Eliz'in gözlerinin içi parlıyordu ve hala bu kadar yakışıklı bir sevgilisi olduğuna inanamıyordu. Yuh! Resmen yıllarca ettiği dualar kabul olmuştu. Allah vermemiş, vermemiş sonunda bir vermişti, pir vermişti.

-" evet güzelim, sende benim sevgilimsin. Şimdi beni içeri almayacakmısın?" Eliz oldukları konuma bakınca aklına dank etmişti. Annesi şimdi gelebilirdi. Olay çıkarabilir, çıkarmasada kesin sorularıyla baran'ı bayıltırdı.

-"tabiki almayacağım. Hatta sen şimdi gidiyorsun annem gelirse sorularıyla seni bayıltır." Hadi git" eliz tatlı tatlı konuşmuş be baran'ı sırtından iteklemeye başlamıştı. Geç bulup erken kaybetmeye niyeti yoktu. Baran bir kaç adım atmış, eliz arkasını dönmüş kapıyı kapatacakken baran'ın o seksi sesiyle tekrar döndü.

-"eliiz" baran'ın kendisini belinden tutup kendisine çekmesi, saçlarını okşayarak dudaklarını esir alması, herşey çok güzeldi.
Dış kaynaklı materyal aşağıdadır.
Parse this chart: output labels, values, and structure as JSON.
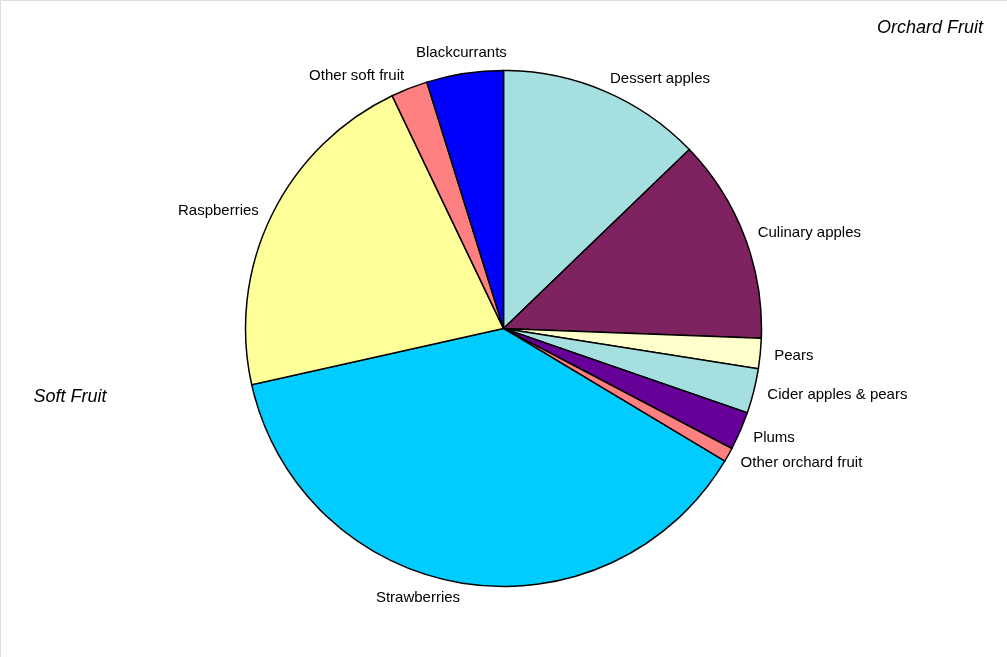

Aslında basit bir durum olsada eliz için rüya gibiydi. Baran'ın yavaş yavaş öpmesi, saçlarını okşaması eliz'in kalbini ateşliyordu. Bu sevgilisi olacak adam çok tatlıydı.

-"şimdi gidiyorum; ama yarın konuşacağız. Sorunlarımızı halledeceğiz ve sen kendini bana bırakacaksın."

Eliz şimdi düşüp bayılacaktı. Baran'ın bu emir verir gibi konuşması, bana bırakacaksın demesi... Feministliğin canı cehenneme!

-"tamam, şimdi git. Hadi" baran eliz'i daha fazla zor durumda bırakmak istemedigi için yüzündeki sinsi sırıtmayla merdivenleri resmen zıplayarak inmişti. Bu gün güneş dahamı parlaktı? Ya da kuşlar şarkımı söylüyordu? Dünya varmış... Eliz baran'ın gitmesinin ardından sırtını kapıya dayamış, deli gibi gülmeye başlamıştı. Kahkahalarını durduramıyor, kuşlar gibi uçmak istiyordu.

-"ya benim ya benim, o benim sevgilim." Eliz'in mutluluğu gözlerinden okunmuyor, ben buradayım diye bağırıyordu. Hayat güel, ask güzel, insanlar güzel, kuslar...

-"kızım delimisin çekilsene kapının arkasından." Eliz'in kapıya dayanıp saçma sapan gülmesini annesi hiç yadırgamamıştı. Zaten kızı hayal dünyasında yaşardı.